Fantasmas, visões, gente que vê gente morta, cadáveres renitentes - uni-vos porque chegou o vosso tempo no cinema americano. E desta vez é a sério, já não é como nos anos 40 e 50 em que o vosso lugar era "apenas" nas séries B da RKO e nos filmes de zombies de Tourneur. Agora estão por todo o lado. Até numa terreola algures no meio da sulista Georgia, como se vê neste infeliz "O Dom"/ "The Gift", o desafortunado "presente" que Sam Raimi nos resolveu dar depois de, com o "O Plano", nos ter oferecido não apenas o seu melhor filme mas também um dos mais interessantes filmes americanos dos últimos anos.
O argumento de "O Dom" é assinado por Billy Bob Thornton, o que desde logo deixava antever mais uma crónica sobre o sul dos Estados Unidos, desenhada a partir de um qualquer foco de contradição. Os momentos iniciais do filme parecem vir confirmar essa hipótese: somos apresentados à personagem de Cate Blanchett, uma cartomante/vidente que gere o seu negócio em casa, e serve de centro espiritual alternativo à igreja da terra: prevê, aconselha, reconforta e dá respostas a seres mais ou menos perdidos, sejam eles mulheres violentadas pelos maridos (Hillary Swank) ou mecânicos a braços com traumas de infância (Giovanni Ribisi). É aparentemente aceite pela comunidade (vê-se pelo modo como se integra nas festas e na vida social local, ou ainda pela relação com o professor de liceu interpretado por Greg Kinnear), mas há sinais - estamos no "God fearing" sul dos Estados Unidos - de alguma desconfiança, representada pela violenta personagem de Keanu Reeves (numa curiosa presença "against type"), que lhe chama "bruxa" tanto quanto se auto-define como um "bom cristão".

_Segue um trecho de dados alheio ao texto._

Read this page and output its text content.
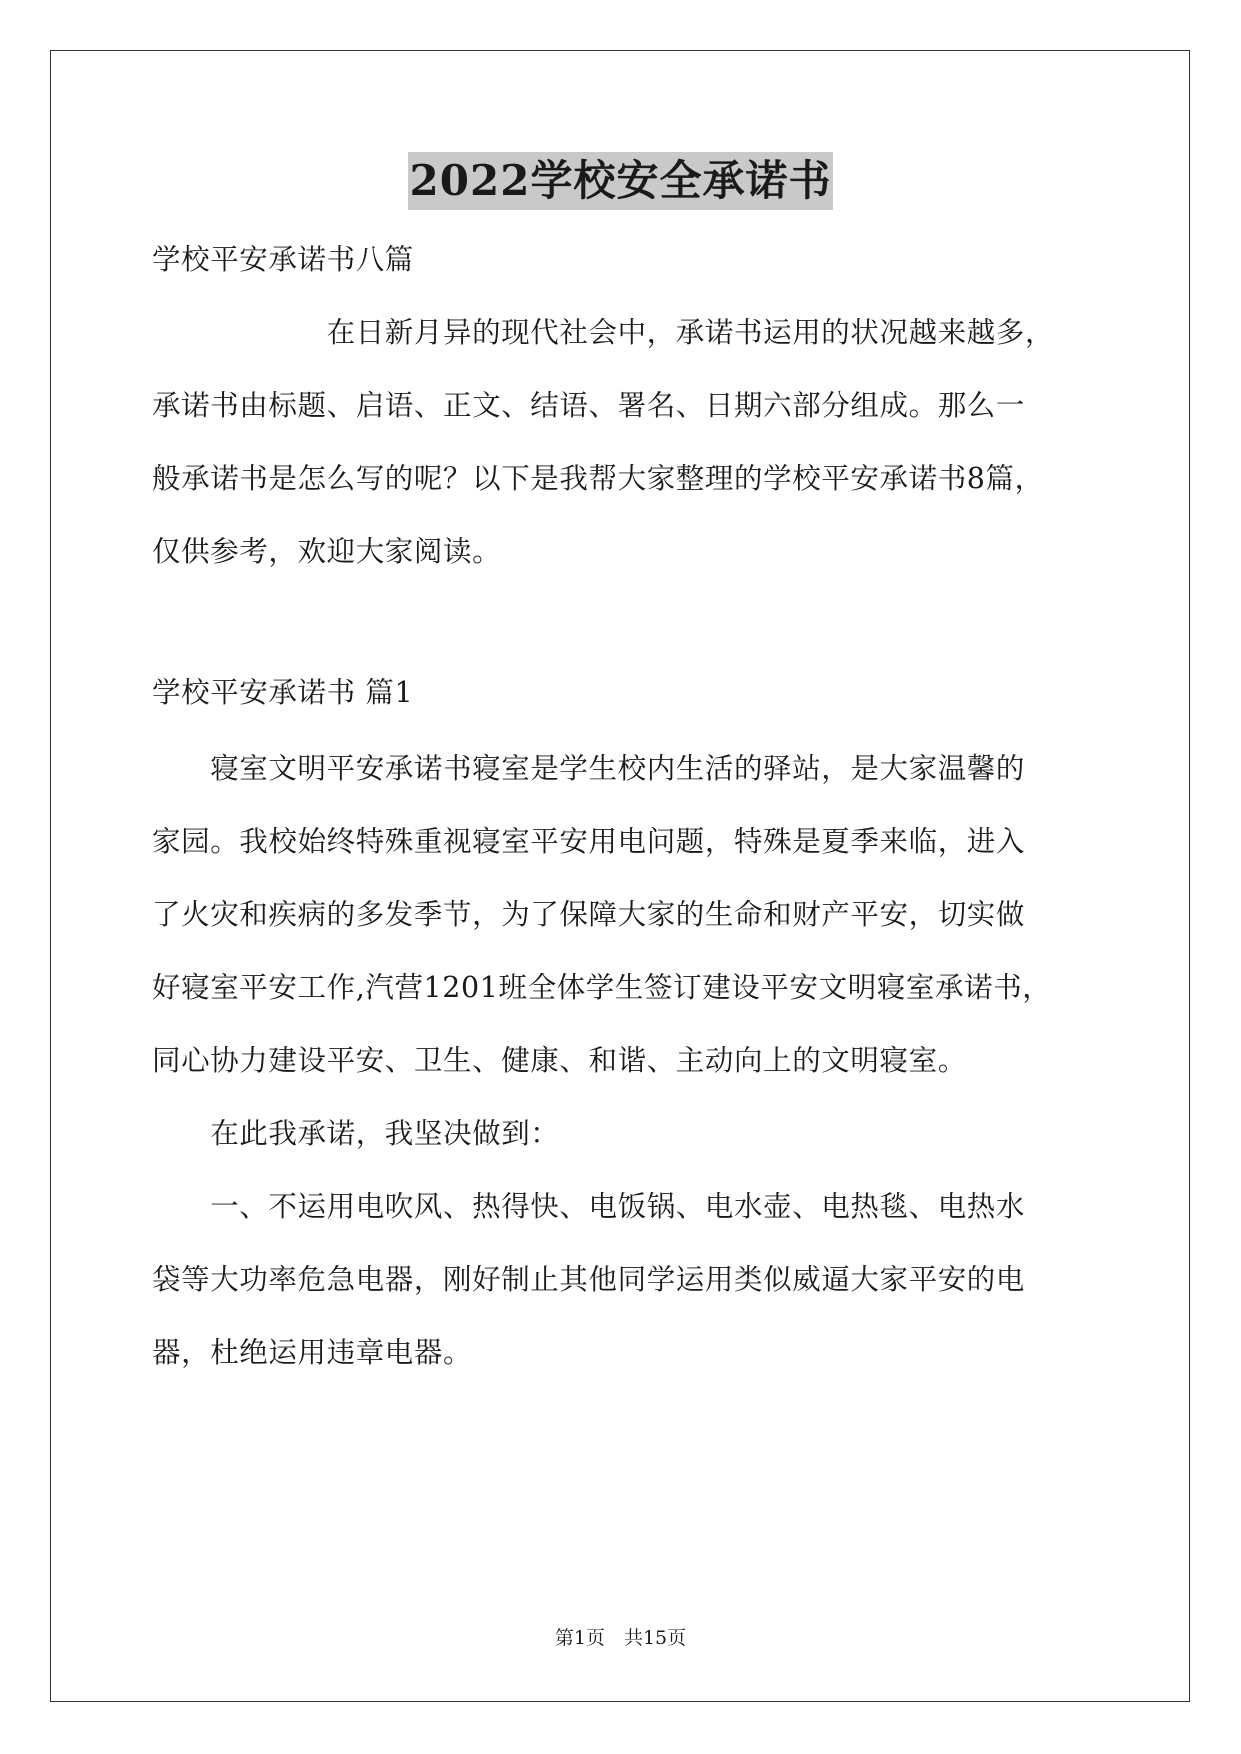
2022学校安全承诺书
学校平安承诺书八篇
　　　　　　在日新月异的现代社会中，承诺书运用的状况越来越多，
承诺书由标题、启语、正文、结语、署名、日期六部分组成。那么一
般承诺书是怎么写的呢？以下是我帮大家整理的学校平安承诺书8篇，
仅供参考，欢迎大家阅读。
学校平安承诺书 篇1
　　寝室文明平安承诺书寝室是学生校内生活的驿站，是大家温馨的
家园。我校始终特殊重视寝室平安用电问题，特殊是夏季来临，进入
了火灾和疾病的多发季节，为了保障大家的生命和财产平安，切实做
好寝室平安工作,汽营1201班全体学生签订建设平安文明寝室承诺书，
同心协力建设平安、卫生、健康、和谐、主动向上的文明寝室。
　　在此我承诺，我坚决做到：
　　一、不运用电吹风、热得快、电饭锅、电水壶、电热毯、电热水
袋等大功率危急电器，刚好制止其他同学运用类似威逼大家平安的电
器，杜绝运用违章电器。
第1页　共15页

Fantástico de pacotilha. Durante os primeiros vinte minutos, sensivelmente o tempo que demoram a ser apresentadas as personagens e clarificado o seu estatuto, "O Dom" parece que vai ser, portanto, um retrato de grupo, um filme sobre o calor e as contradições do sul, estruturado sobre pequenos dramas do quotidiano. Depois, subitamente, acontece um crime (ou suspeita-se que aconteceu, pois a infiel noiva de Greg Kinnear, interpretada por Katie Holmes, desaparece), e "O Dom" passa a ser outra coisa, situada algures entre um filme de Shyamalan (menos rococó, no entanto) e "A Verdade Escondida" de Robert Zemeckis.
As visões de Cate Blanchett, que até aí pareciam ser apenas um condimento bizarro relativamente marginal no tecido narrativo do filme, tornam-se essenciais à trama, e forçam a viragem do filme para o território do fantástico. Começa então o desfile do cadáver da personagem de Holmes, seja em estado ambulatório (vagueando por aí) seja estagnado (atolado no fundo de um lago), e nem falta, no final, a intervenção decisiva de um fantasma, ou pelo menos de alguém que era suposto estar morto há umas horas.
Raimi, na sua carreira, já por mais de uma vez lidou com mortos deste género, mas, quer em "Evil Dead" quer nos exércitos de esqueletos de "Army of Darkness", a lógica era absolutamente diferente, assentava no puro delírio e na mais completa irrisão. "O Dom", pelo contrário, não só se manifesta extraordinariamente convicto no misticismo de pacotilha que exibe (pode ser culpa de Thornton, mas isso não desculpa Raimi) como não denota o menor sinal de haver hipótese de que isto não seja para levar a sério. Para além do mais, passando a funcionar como "whodunit" a partir da descoberta do corpo de Holmes (descoberta "visionada" por Blanchett), acaba por ser bastante desonesto: que dizer de uma intriga policial onde tudo - literalmente tudo - se resolve não por investigação e dedução, mas por obra e graça dos poderes extra-sensoriais de uma personagem?
Havendo sempre uma conveniente intervenção sobrenatural para superar um problema prático, tudo parece (é) demasiado fácil, e profundamente desinteressante. E como Raimi se submete inteiramente a esta trama - o filme reduz-se a ela, ao contrário do que sucedia no pequeno "conto moral" que era "O Plano" - sai-se de "O Dom" com vontade de voltar a Sherlock Holmes. Ele, ao menos, só tinha a morfina como ajuda.